Hi,
I was trying to figure out how whole word masking effects to BERT.
So I used TextDatasetForNextSentencePrediction
with DataCollatorForWholeWordMask
.
But it gave me the following error during training phase:
/usr/local/lib/python3.7/dist-packages/transformers/file_utils.py in __getitem__(self, k)
1614 if isinstance(k, str):
1615 inner_dict = {k: v for (k, v) in self.items()}
-> 1616 return inner_dict[k]
1617 else:
1618 return self.to_tuple()[k]
KeyError: 'loss'
So I looked it up it happens when you don’t pass appropriate labels.
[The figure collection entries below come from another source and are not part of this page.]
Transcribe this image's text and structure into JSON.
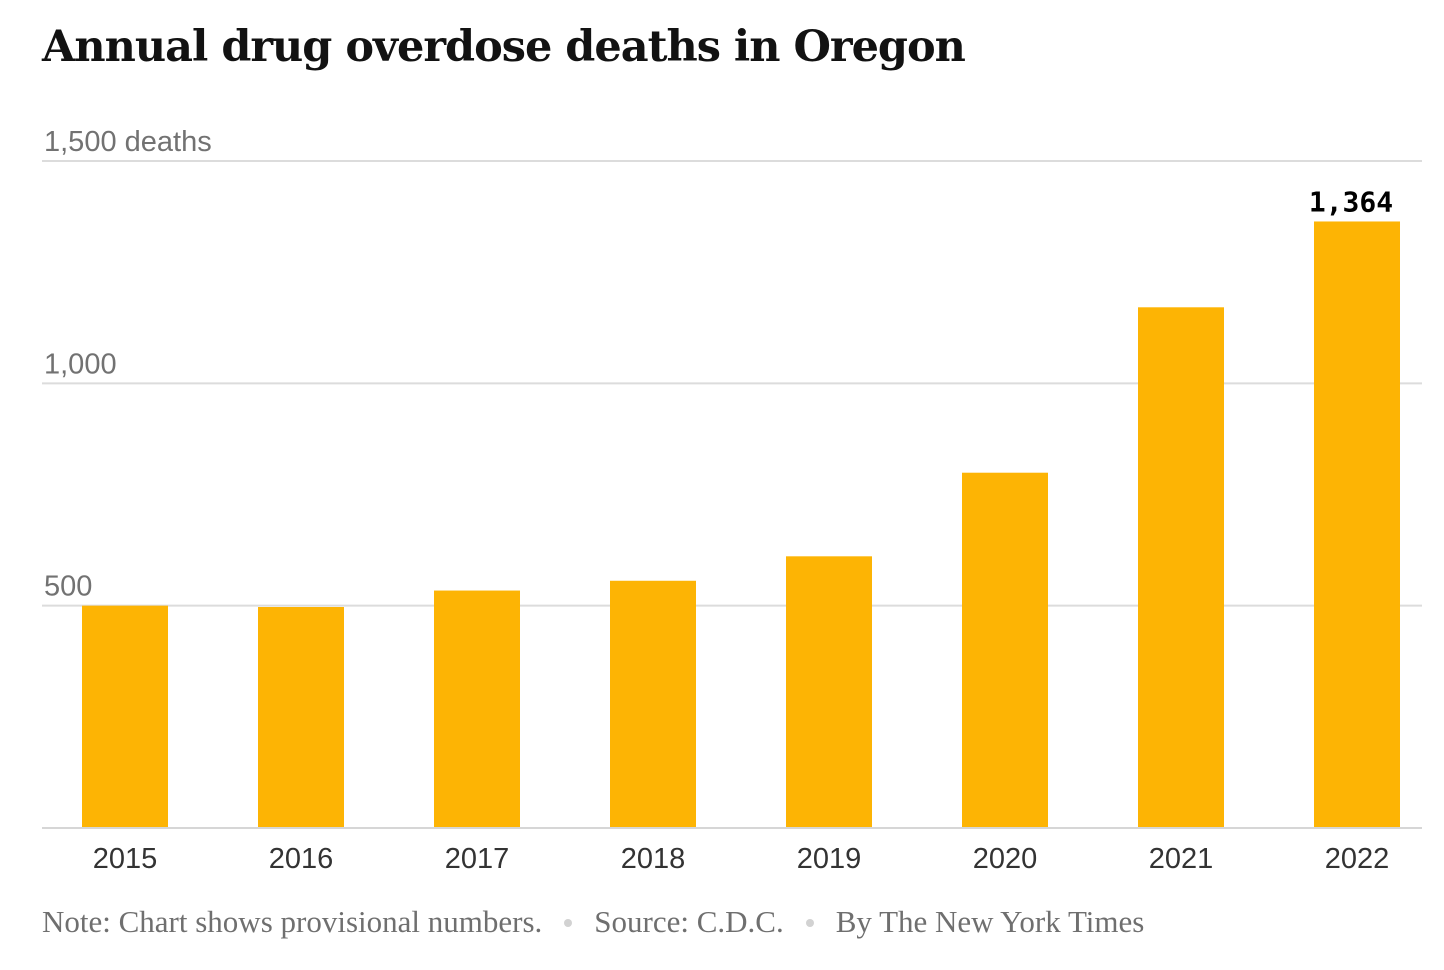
{
  "title": "Annual drug overdose deaths in Oregon",
  "chart_data": {
    "type": "bar",
    "title": "Annual drug overdose deaths in Oregon",
    "categories": [
      "2015",
      "2016",
      "2017",
      "2018",
      "2019",
      "2020",
      "2021",
      "2022"
    ],
    "values": [
      500,
      497,
      534,
      556,
      611,
      799,
      1171,
      1364
    ],
    "ylim": [
      0,
      1500
    ],
    "yticks": [
      {
        "value": 1500,
        "label": "1,500 deaths"
      },
      {
        "value": 1000,
        "label": "1,000"
      },
      {
        "value": 500,
        "label": "500"
      }
    ],
    "data_labels": [
      {
        "category": "2022",
        "label": "1,364"
      }
    ],
    "bar_color": "#fdb404",
    "grid": true,
    "xlabel": "",
    "ylabel": ""
  },
  "footer": {
    "note": "Note: Chart shows provisional numbers.",
    "source": "Source: C.D.C.",
    "credit": "By The New York Times"
  }
}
Then I dig deeper and it turns out DataCollatorForWholeWordMask
wasn’t handling the special_tokens
the same way DataCollatorForLanguageModeling
did.
Is there any other way to combine whole word masking
and next sentence prediction
?
Also since DataCollatorForWholeWordMask
inherits from DataCollatorForLanguageModeling
, isn’t it supposed to be replaceable for DataCollatorForLanguageModeling
?
Dataset Creation
dataset = TextDatasetForNextSentencePrediction(
tokenizer=bert_cased_tokenizer,
file_path="./tmp.txt",
block_size = 256
)
Data Collator
data_collator = DataCollatorForWholeWordMask(
tokenizer=bert_cased_tokenizer,
mlm=True,
mlm_probability= 0.15
)
Training
training_args = TrainingArguments(
output_dir=PATHS["model"]["cased"]["mlm-nsp"]["training"]["local"],
overwrite_output_dir=True,
num_train_epochs=2,
per_gpu_train_batch_size= 16
save_steps=10_000,
save_total_limit=2,
prediction_loss_only=True,
)
trainer = Trainer(
model=model,
args=training_args,
data_collator=data_collator,
train_dataset=dataset,
)
trainer.train()